L’epidemia di coronavirus si è diffusa maggiormente a New York e Madrid, “mentre la regione Lombardia, prima area occidentale ad essere interessata dall’epidemia e quindi potenzialmente meno preparata, ha mostrato dati complessivi di mortalità alti in termini di casi, ma inferiori, in proporzione alla popolazione residente, a tre delle altre aree considerate e con un tasso di mortalità cumulativa al 30esimo giorno inferiore rispetto alla città metropolitana di New York, alla Comunidad Autonoma di Madrid e alla provincia metropolitana di Bruxelles”. Questo può essere dovuto al fatto che la pandemia abbia colpito prima aree vicine al capoluogo. E alla difesa di Milano potrebbero aver contribuito due fattori: “Da un lato l’efficacia e la tempestività dei provvedimenti di contenimento e mitigazione delle autorità pubbliche, che hanno ridotto gli assembramenti e quindi il rischio di contagio, dall’altro l’efficacia e la sicurezza delle cure erogate dalle strutture ospedaliere che hanno ricoverato i pazienti Covid-19”.
Per quanto riguarda i sistemi sanitari, quelli pubblici che hanno sottoscritto accordi con strutture privare “per far fronte all’aumentata richiesta di assistenza, l’abbassamento e la dilazione della curva epidemica” avrebbero raggiunto migliori risultati. In tutte le sei aree analizzate, le cure sono state erogate gratuitamentie ma, sottolinea Signorelli, “Lombardia e Greater London potrebbero aver combinato all’efficacia dei sistemi ospedalieri il fatto di avere sistemi sanitari pubblici”.

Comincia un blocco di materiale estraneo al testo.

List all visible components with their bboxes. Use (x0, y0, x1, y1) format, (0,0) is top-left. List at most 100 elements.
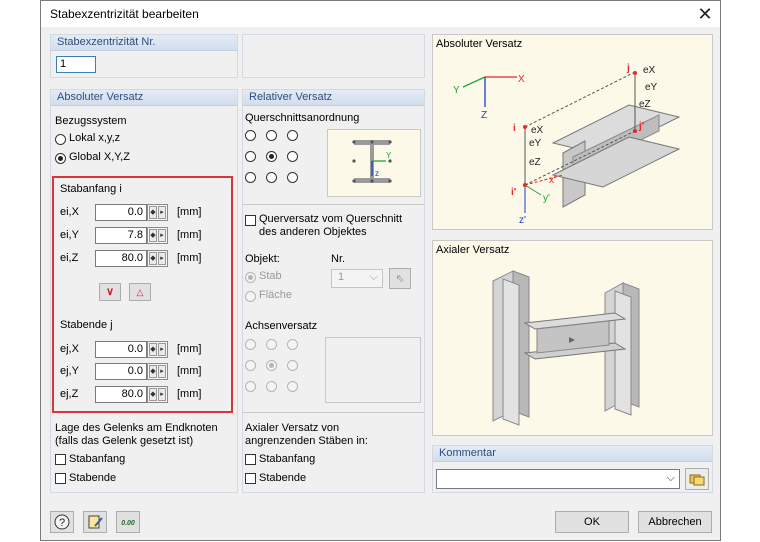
spin-icon[interactable]: ◆ (149, 252, 157, 265)
achsen-radio-1[interactable] (245, 339, 256, 350)
gelenk-stabende-label[interactable]: Stabende (69, 472, 116, 484)
panel-relative: Relativer Versatz Querschnittsanordnung (242, 89, 425, 493)
axis-y-label: Y (453, 85, 460, 96)
kommentar-input[interactable]: ⌵ (436, 469, 680, 489)
radio-stab-label[interactable]: Stab (259, 270, 282, 282)
kommentar-header: Kommentar (433, 446, 712, 462)
stabende-y-spinner[interactable]: ◆ ▸ (147, 363, 168, 380)
panel-absolute: Absoluter Versatz Bezugssystem Lokal x,y… (50, 89, 238, 493)
nr-input[interactable]: 1 (56, 56, 96, 73)
gelenk-stabanfang-checkbox[interactable] (55, 454, 66, 465)
relative-separator-1 (243, 204, 424, 205)
preview-axial: Axialer Versatz (432, 240, 713, 436)
spin-icon[interactable]: ◆ (149, 206, 157, 219)
radio-flaeche[interactable] (245, 291, 256, 302)
radio-global-label[interactable]: Global X,Y,Z (69, 151, 130, 163)
achsen-radio-5[interactable] (266, 360, 277, 371)
quer-radio-8[interactable] (266, 172, 277, 183)
ok-button[interactable]: OK (555, 511, 629, 533)
stabanfang-x-input[interactable]: 0.0 (95, 204, 147, 221)
spin-icon[interactable]: ◆ (149, 229, 157, 242)
spin-icon[interactable]: ◆ (149, 343, 157, 356)
arrow-right-icon[interactable]: ▸ (158, 206, 166, 219)
achsen-radio-3[interactable] (287, 339, 298, 350)
gelenk-stabende-checkbox[interactable] (55, 473, 66, 484)
stabende-x-input[interactable]: 0.0 (95, 341, 147, 358)
radio-flaeche-label[interactable]: Fläche (259, 289, 292, 301)
help-button[interactable]: ? (50, 511, 74, 533)
stabende-z-value: 80.0 (121, 388, 143, 400)
achsen-radio-6[interactable] (287, 360, 298, 371)
axial-stabanfang-checkbox[interactable] (245, 454, 256, 465)
stabanfang-x-spinner[interactable]: ◆ ▸ (147, 204, 168, 221)
spin-icon[interactable]: ◆ (149, 388, 157, 401)
achsen-radio-4[interactable] (245, 360, 256, 371)
gelenk-stabanfang-label[interactable]: Stabanfang (69, 453, 125, 465)
quer-radio-3[interactable] (287, 130, 298, 141)
quer-radio-5[interactable] (266, 151, 277, 162)
stabanfang-z-spinner[interactable]: ◆ ▸ (147, 250, 168, 267)
section-preview: Y z (327, 129, 421, 197)
svg-text:eZ: eZ (529, 157, 541, 168)
arrow-right-icon[interactable]: ▸ (158, 343, 166, 356)
copy-down-button[interactable]: ∨ (99, 283, 121, 301)
chevron-down-icon[interactable]: ⌵ (667, 471, 675, 486)
kommentar-browse-button[interactable] (685, 468, 709, 490)
stabende-z-unit: [mm] (177, 388, 202, 400)
chevron-down-icon: ∨ (105, 286, 115, 298)
querversatz-label-1[interactable]: Querversatz vom Querschnitt (259, 213, 402, 225)
stabende-z-input[interactable]: 80.0 (95, 386, 147, 403)
pick-button[interactable]: ⇖ (389, 268, 411, 289)
arrow-right-icon[interactable]: ▸ (158, 252, 166, 265)
close-icon[interactable]: ✕ (691, 2, 719, 26)
radio-stab[interactable] (245, 272, 256, 283)
stabende-y-value: 0.0 (127, 365, 143, 377)
stabende-z-label: ej,Z (60, 388, 79, 400)
achsen-radio-8[interactable] (266, 381, 277, 392)
help-icon: ? (54, 514, 70, 530)
quer-radio-7[interactable] (245, 172, 256, 183)
axial-stabanfang-label[interactable]: Stabanfang (259, 453, 315, 465)
radio-global[interactable] (55, 153, 66, 164)
arrow-right-icon[interactable]: ▸ (158, 229, 166, 242)
panel-kommentar: Kommentar ⌵ (432, 445, 713, 493)
quer-radio-1[interactable] (245, 130, 256, 141)
copy-up-button[interactable]: △ (129, 283, 151, 301)
panel-absolute-header: Absoluter Versatz (51, 90, 237, 106)
stabende-x-spinner[interactable]: ◆ ▸ (147, 341, 168, 358)
calc-button[interactable]: 0.00 (116, 511, 140, 533)
ok-label: OK (584, 516, 600, 528)
radio-lokal-label[interactable]: Lokal x,y,z (69, 132, 120, 144)
stabanfang-y-input[interactable]: 7.8 (95, 227, 147, 244)
stabende-y-input[interactable]: 0.0 (95, 363, 147, 380)
stabende-z-spinner[interactable]: ◆ ▸ (147, 386, 168, 403)
eccentricity-3d-diagram: X Y Z i j i' j' eX eY eZ eX eY eZ x' y' … (453, 63, 681, 226)
triangle-up-icon: △ (136, 287, 144, 297)
querversatz-checkbox[interactable] (245, 215, 256, 226)
stabanfang-z-input[interactable]: 80.0 (95, 250, 147, 267)
cancel-button[interactable]: Abbrechen (638, 511, 712, 533)
ez-label: eZ (639, 99, 651, 110)
achsen-radio-2[interactable] (266, 339, 277, 350)
stabanfang-y-spinner[interactable]: ◆ ▸ (147, 227, 168, 244)
node-i-label: i (513, 123, 516, 134)
axial-stabende-checkbox[interactable] (245, 473, 256, 484)
quer-radio-2[interactable] (266, 130, 277, 141)
axial-stabende-label[interactable]: Stabende (259, 472, 306, 484)
radio-lokal[interactable] (55, 134, 66, 145)
achsen-radio-9[interactable] (287, 381, 298, 392)
gelenk-label-1: Lage des Gelenks am Endknoten (55, 422, 218, 434)
arrow-right-icon[interactable]: ▸ (158, 388, 166, 401)
achsen-radio-7[interactable] (245, 381, 256, 392)
quer-radio-4[interactable] (245, 151, 256, 162)
cursor-pick-icon: ⇖ (395, 273, 405, 285)
quer-radio-6[interactable] (287, 151, 298, 162)
svg-text:Y: Y (386, 151, 392, 160)
spin-icon[interactable]: ◆ (149, 365, 157, 378)
axis-x-label: X (518, 74, 525, 85)
arrow-right-icon[interactable]: ▸ (158, 365, 166, 378)
svg-text:eY: eY (529, 138, 542, 149)
nr-select[interactable]: 1 ⌵ (331, 269, 383, 288)
quer-radio-9[interactable] (287, 172, 298, 183)
edit-button[interactable] (83, 511, 107, 533)
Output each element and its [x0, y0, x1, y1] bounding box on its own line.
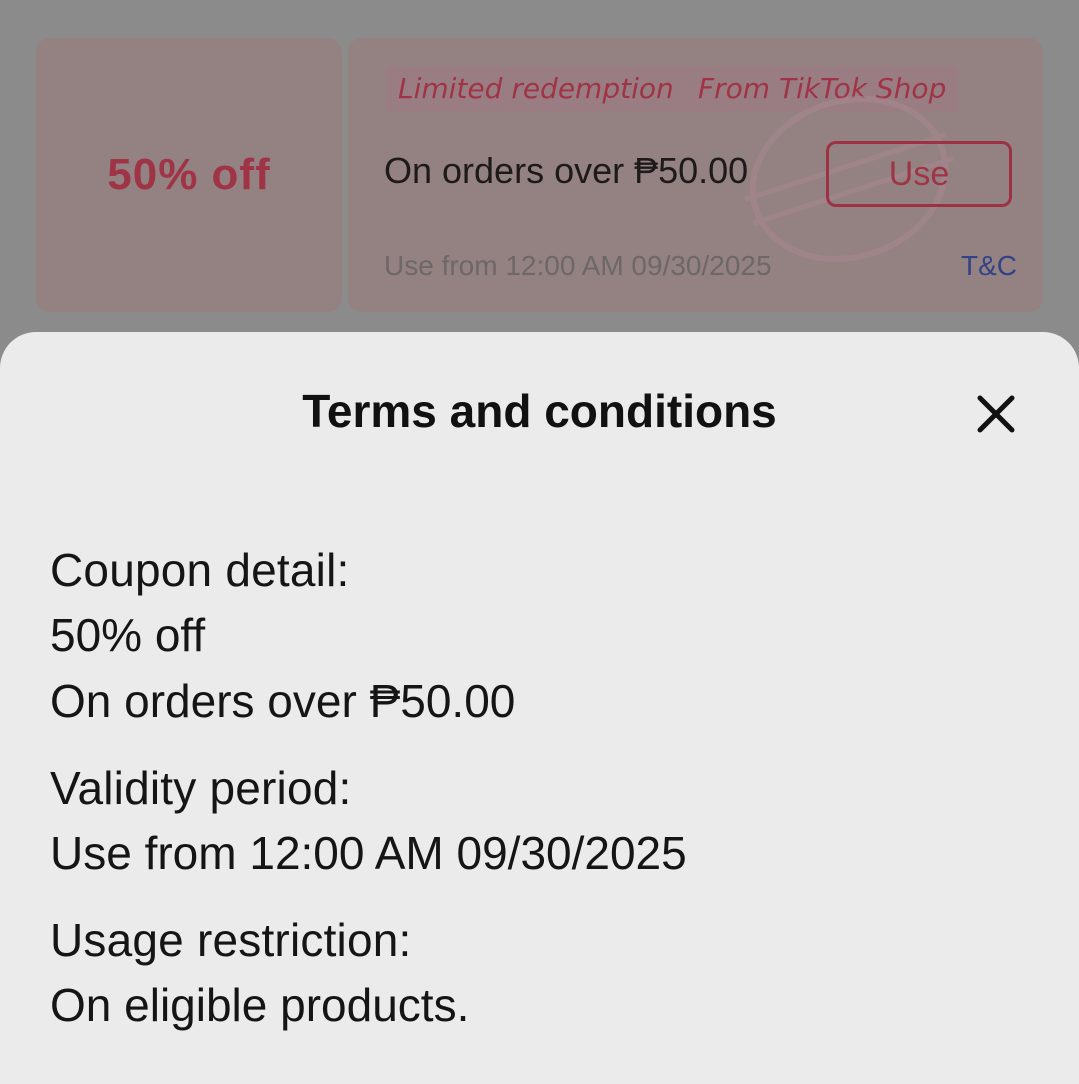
close-icon [977, 395, 1015, 433]
terms-content: Coupon detail: 50% off On orders over ₱5… [50, 538, 1039, 1060]
coupon-validity: Use from 12:00 AM 09/30/2025 [384, 250, 772, 281]
coupon-amount: 50% off [107, 150, 271, 199]
coupon-details-panel: Limited redemption From TikTok Shop On o… [348, 38, 1043, 312]
use-button[interactable]: Use [826, 141, 1012, 207]
tnc-link[interactable]: T&C [961, 250, 1017, 282]
section-heading: Coupon detail: [50, 544, 350, 596]
section-heading: Validity period: [50, 762, 352, 814]
page: 50% off Limited redemption From TikTok S… [0, 0, 1079, 1084]
section-coupon-detail: Coupon detail: 50% off On orders over ₱5… [50, 538, 1039, 734]
coupon-condition: On orders over ₱50.00 [384, 150, 749, 191]
section-usage-restriction: Usage restriction: On eligible products. [50, 908, 1039, 1038]
section-line: On orders over ₱50.00 [50, 675, 516, 727]
section-line: 50% off [50, 609, 206, 661]
close-button[interactable] [968, 386, 1024, 442]
coupon-amount-panel: 50% off [36, 38, 342, 312]
section-line: Use from 12:00 AM 09/30/2025 [50, 827, 687, 879]
section-line: On eligible products. [50, 979, 470, 1031]
terms-bottom-sheet: Terms and conditions Coupon detail: 50% … [0, 332, 1079, 1084]
tag-limited-redemption: Limited redemption [386, 66, 686, 112]
section-heading: Usage restriction: [50, 914, 412, 966]
section-validity-period: Validity period: Use from 12:00 AM 09/30… [50, 756, 1039, 886]
sheet-title: Terms and conditions [302, 385, 777, 437]
coupon-card: 50% off Limited redemption From TikTok S… [36, 29, 1043, 321]
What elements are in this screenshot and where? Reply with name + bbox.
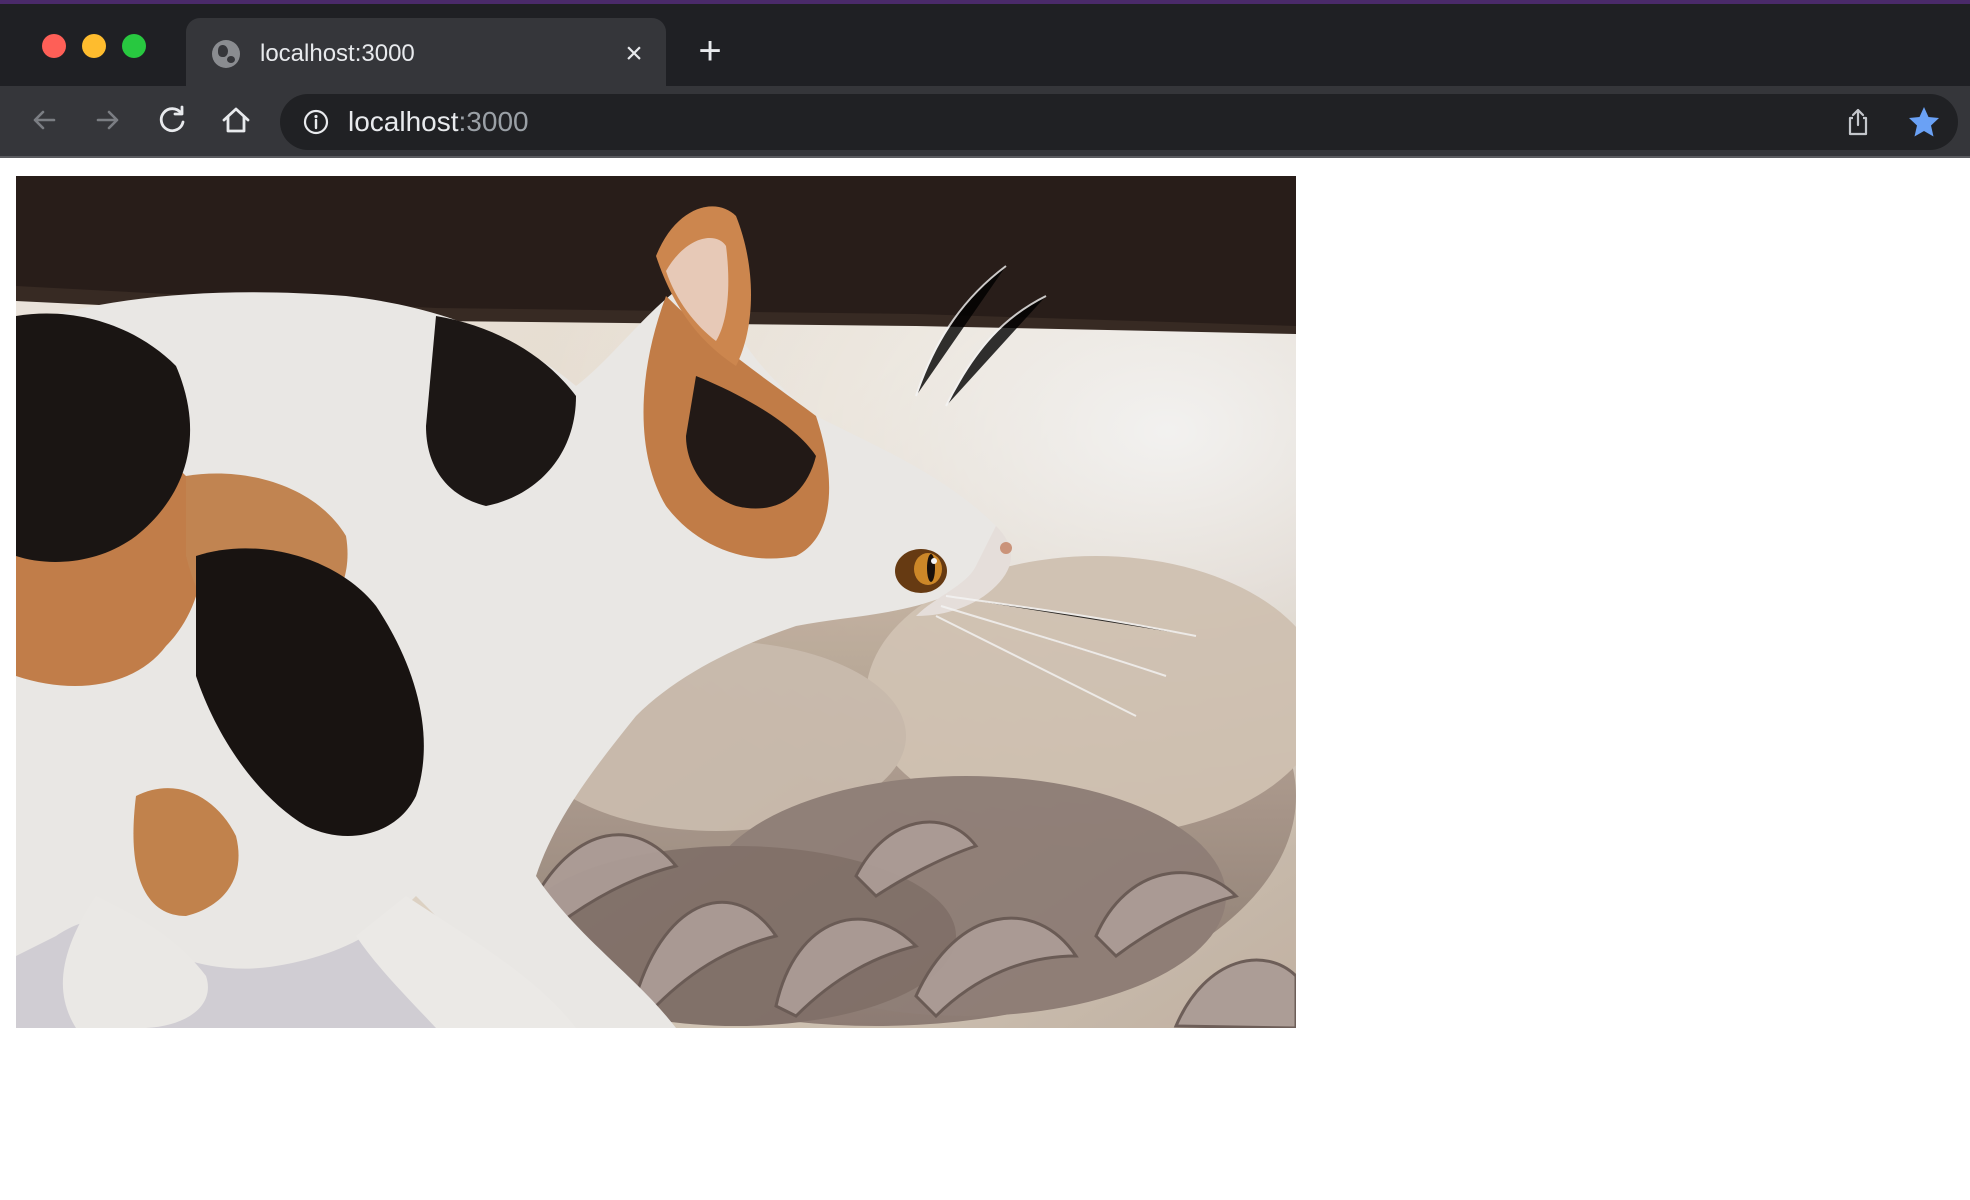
minimize-window-button[interactable] (82, 34, 106, 58)
tab-localhost[interactable]: localhost:3000 × (186, 18, 666, 90)
address-bar[interactable]: localhost:3000 (280, 94, 1958, 150)
url-host: localhost (348, 106, 459, 137)
share-icon[interactable] (1842, 106, 1874, 138)
arrow-right-icon (96, 110, 119, 130)
tab-title: localhost:3000 (260, 40, 415, 67)
url-text[interactable]: localhost:3000 (348, 106, 529, 138)
browser-window: localhost:3000 × + localhost:3000 (0, 0, 1970, 1200)
plus-icon[interactable]: + (692, 31, 728, 71)
forward-button[interactable] (88, 100, 128, 140)
home-icon (222, 107, 250, 133)
photo-image (16, 176, 1296, 1028)
globe-icon (212, 40, 240, 68)
star-icon[interactable] (1906, 104, 1942, 140)
maximize-window-button[interactable] (122, 34, 146, 58)
url-port: :3000 (458, 106, 529, 137)
browser-toolbar: localhost:3000 (0, 86, 1970, 158)
close-window-button[interactable] (42, 34, 66, 58)
reload-button[interactable] (152, 100, 192, 140)
page-viewport (0, 158, 1970, 1200)
reload-icon (159, 105, 185, 132)
home-button[interactable] (216, 100, 256, 140)
tab-strip: localhost:3000 × + (0, 0, 1970, 90)
kitten-photo (16, 176, 1296, 1028)
info-icon[interactable] (302, 108, 330, 136)
back-button[interactable] (24, 100, 64, 140)
close-icon[interactable]: × (620, 39, 648, 69)
arrow-left-icon (33, 110, 56, 130)
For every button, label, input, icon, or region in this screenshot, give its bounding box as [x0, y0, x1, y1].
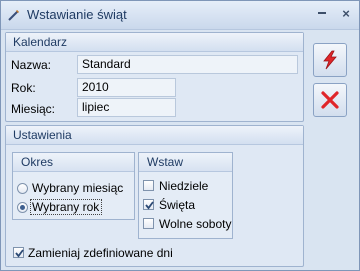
cancel-button[interactable]	[313, 83, 347, 117]
okres-header: Okres	[21, 155, 54, 169]
wstaw-group: Wstaw Niedziele Święta Wolne soboty	[138, 152, 233, 239]
minimize-icon[interactable]	[314, 6, 330, 22]
lightning-icon	[323, 50, 337, 70]
checkbox[interactable]	[143, 218, 154, 229]
checkbox-label: Niedziele	[159, 179, 209, 193]
window-title: Wstawianie świąt	[27, 7, 127, 22]
radio-button[interactable]	[17, 183, 28, 194]
checkbox-label: Wolne soboty	[159, 217, 232, 231]
checkbox-label: Zamieniaj zdefiniowane dni	[28, 246, 173, 260]
radio-label: Wybrany rok	[32, 200, 100, 214]
confirm-button[interactable]	[313, 43, 347, 77]
close-icon[interactable]: ×	[338, 6, 354, 22]
nazwa-field[interactable]: Standard	[77, 55, 298, 74]
kalendarz-header: Kalendarz	[13, 35, 68, 49]
checkbox[interactable]	[143, 199, 154, 210]
radio-button[interactable]	[17, 202, 28, 213]
miesiac-label: Miesiąc:	[11, 102, 56, 116]
okres-group: Okres Wybrany miesiąc Wybrany rok	[12, 152, 135, 220]
kalendarz-panel: Kalendarz Nazwa: Standard Rok: 2010 Mies…	[5, 32, 304, 122]
red-x-icon	[321, 91, 339, 109]
app-icon	[8, 10, 19, 21]
checkbox[interactable]	[13, 247, 24, 258]
checkbox-label: Święta	[159, 198, 196, 212]
dialog-window: Wstawianie świąt × Kalendarz Nazwa: Stan…	[0, 0, 360, 271]
ustawienia-panel: Ustawienia Okres Wybrany miesiąc Wybrany…	[5, 125, 304, 267]
checkmark-icon	[15, 249, 24, 258]
ustawienia-header: Ustawienia	[13, 128, 72, 142]
radio-label: Wybrany miesiąc	[32, 181, 124, 195]
rok-label: Rok:	[11, 81, 36, 95]
checkmark-icon	[145, 201, 154, 210]
nazwa-label: Nazwa:	[11, 58, 52, 72]
wstaw-header: Wstaw	[147, 155, 183, 169]
miesiac-field[interactable]: lipiec	[77, 98, 176, 117]
title-bar[interactable]: Wstawianie świąt ×	[1, 1, 359, 30]
rok-field[interactable]: 2010	[77, 78, 176, 97]
checkbox[interactable]	[143, 180, 154, 191]
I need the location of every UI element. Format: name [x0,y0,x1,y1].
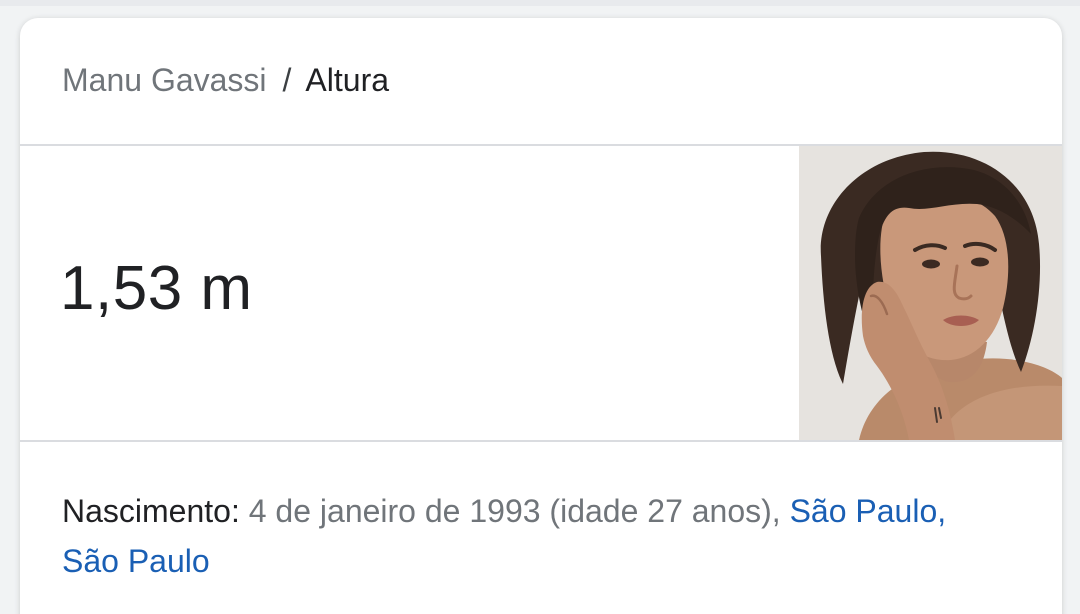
breadcrumb-entity-link[interactable]: Manu Gavassi [62,62,267,98]
search-result-page: Manu Gavassi / Altura 1,53 m Nascimento:… [0,0,1080,614]
answer-value: 1,53 m [60,254,253,323]
birth-fact: Nascimento: 4 de janeiro de 1993 (idade … [62,486,962,586]
birth-label: Nascimento: [62,493,240,529]
knowledge-card: Manu Gavassi / Altura 1,53 m Nascimento:… [20,18,1062,614]
top-strip [0,0,1080,6]
breadcrumb-attribute: Altura [305,62,390,98]
portrait-photo[interactable] [799,146,1062,440]
breadcrumb: Manu Gavassi / Altura [62,60,389,100]
portrait-photo-image [799,146,1062,440]
birth-value: 4 de janeiro de 1993 (idade 27 anos), [239,493,790,529]
card-divider [20,440,1062,442]
breadcrumb-separator: / [282,62,292,98]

“Questi dati – conclude il primo autore dello studio- dicono che non esiste un ‘caso Lombardia’ quanto ad eccesso di mortalità e che il rapido adeguamento della rete ospedaliera, unito alle accortezze osservate dai cittadini e ai lockdown imposti dalle istituzioni, ha saputo limitare la diffusione dell’epidemia nell’area a più alta densità abitativa”.